I don’t want to leave you without a hopeful thought: the unprecedented mobilization of young voters and women voters in the US that this attack on our bodies and lives has sparked. On November 7, 2023 in Ohio, a referendum to enshrine the right to make one's own reproductive decisions in the state constitution passed with a decisive 57% of votes. This was achieved despite multiple attempts by Ohio Republicans to scuttle the effort, including by trying to change the voting threshold to 60% and by misrepresenting the actual content of the constitutional amendment on the ballot handed to voters.
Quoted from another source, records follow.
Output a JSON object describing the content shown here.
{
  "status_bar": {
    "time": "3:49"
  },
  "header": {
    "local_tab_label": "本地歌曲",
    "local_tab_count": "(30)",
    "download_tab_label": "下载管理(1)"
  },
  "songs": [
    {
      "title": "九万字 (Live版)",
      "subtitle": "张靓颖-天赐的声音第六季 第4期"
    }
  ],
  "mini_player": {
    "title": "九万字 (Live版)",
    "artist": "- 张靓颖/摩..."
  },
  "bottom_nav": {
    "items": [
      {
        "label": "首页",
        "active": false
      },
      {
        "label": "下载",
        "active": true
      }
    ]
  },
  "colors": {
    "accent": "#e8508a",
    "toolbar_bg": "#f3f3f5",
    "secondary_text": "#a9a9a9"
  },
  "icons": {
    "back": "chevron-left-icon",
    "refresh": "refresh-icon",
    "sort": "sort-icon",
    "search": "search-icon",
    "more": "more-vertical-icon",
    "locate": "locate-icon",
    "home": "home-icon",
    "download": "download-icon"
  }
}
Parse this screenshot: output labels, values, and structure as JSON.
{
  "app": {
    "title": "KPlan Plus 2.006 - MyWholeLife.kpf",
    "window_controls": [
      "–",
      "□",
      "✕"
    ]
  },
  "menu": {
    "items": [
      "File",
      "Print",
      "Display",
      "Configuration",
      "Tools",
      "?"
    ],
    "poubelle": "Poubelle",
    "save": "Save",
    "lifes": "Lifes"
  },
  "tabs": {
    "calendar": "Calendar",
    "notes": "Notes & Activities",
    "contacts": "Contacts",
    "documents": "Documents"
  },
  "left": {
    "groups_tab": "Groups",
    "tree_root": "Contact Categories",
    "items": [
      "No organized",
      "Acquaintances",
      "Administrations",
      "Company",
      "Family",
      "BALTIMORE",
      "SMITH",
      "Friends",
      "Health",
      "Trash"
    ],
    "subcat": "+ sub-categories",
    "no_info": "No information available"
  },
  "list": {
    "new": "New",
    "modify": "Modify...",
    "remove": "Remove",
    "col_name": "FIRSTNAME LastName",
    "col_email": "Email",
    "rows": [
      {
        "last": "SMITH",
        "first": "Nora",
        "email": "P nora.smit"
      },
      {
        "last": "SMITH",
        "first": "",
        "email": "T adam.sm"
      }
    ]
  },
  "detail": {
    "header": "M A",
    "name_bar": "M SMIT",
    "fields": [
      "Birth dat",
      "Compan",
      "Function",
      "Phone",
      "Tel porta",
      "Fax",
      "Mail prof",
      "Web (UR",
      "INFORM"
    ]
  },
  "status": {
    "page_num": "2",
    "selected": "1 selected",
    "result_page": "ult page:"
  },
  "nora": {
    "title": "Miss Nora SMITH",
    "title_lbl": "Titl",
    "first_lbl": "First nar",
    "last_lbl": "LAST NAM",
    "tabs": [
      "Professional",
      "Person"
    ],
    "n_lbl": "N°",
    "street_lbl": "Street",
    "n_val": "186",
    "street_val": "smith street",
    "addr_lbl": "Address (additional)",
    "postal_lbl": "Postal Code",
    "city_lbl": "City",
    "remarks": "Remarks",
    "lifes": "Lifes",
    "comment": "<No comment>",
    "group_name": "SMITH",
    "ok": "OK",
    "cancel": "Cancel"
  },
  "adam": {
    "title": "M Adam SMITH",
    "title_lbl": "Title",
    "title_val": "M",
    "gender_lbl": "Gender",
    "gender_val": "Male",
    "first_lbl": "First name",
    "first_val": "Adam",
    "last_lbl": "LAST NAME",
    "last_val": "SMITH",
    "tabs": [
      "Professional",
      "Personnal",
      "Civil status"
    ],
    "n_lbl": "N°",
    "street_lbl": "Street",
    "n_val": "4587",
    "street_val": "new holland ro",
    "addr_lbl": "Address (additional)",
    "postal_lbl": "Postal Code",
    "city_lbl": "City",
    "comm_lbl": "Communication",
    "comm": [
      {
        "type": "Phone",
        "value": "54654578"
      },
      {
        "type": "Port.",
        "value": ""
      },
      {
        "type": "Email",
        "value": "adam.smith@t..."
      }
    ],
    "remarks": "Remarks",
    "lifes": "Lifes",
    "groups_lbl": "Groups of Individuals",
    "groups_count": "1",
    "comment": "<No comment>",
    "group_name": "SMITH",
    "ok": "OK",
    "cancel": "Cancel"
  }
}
But young voters, Black voters and women were not fooled, and they turned out en masse to prevail in Ohio. The same is true in California, Kansas, Kentucky, Michigan, Montana and Vermont, where statewide ballots in 2022 and 2023 have also either affirmed abortion access or turned back attempts to undermine the right to abortion. Ohio’s constitutional amendment took effect on December 7th. I hope it can help Brittany Watts, and all the other Ohioans whose lives have been thrown into turmoil since Roe was overturned. And help turn out voters in November 2024, when all of this and more will be on the line.
As 2023 comes to a close, let’s look out for one another, and fight the right-wing with all we’ve got. Our bodies, our lives.
In feminist solidarity and love to you all—wishing you justice, freedom, happiness and peace in 2024.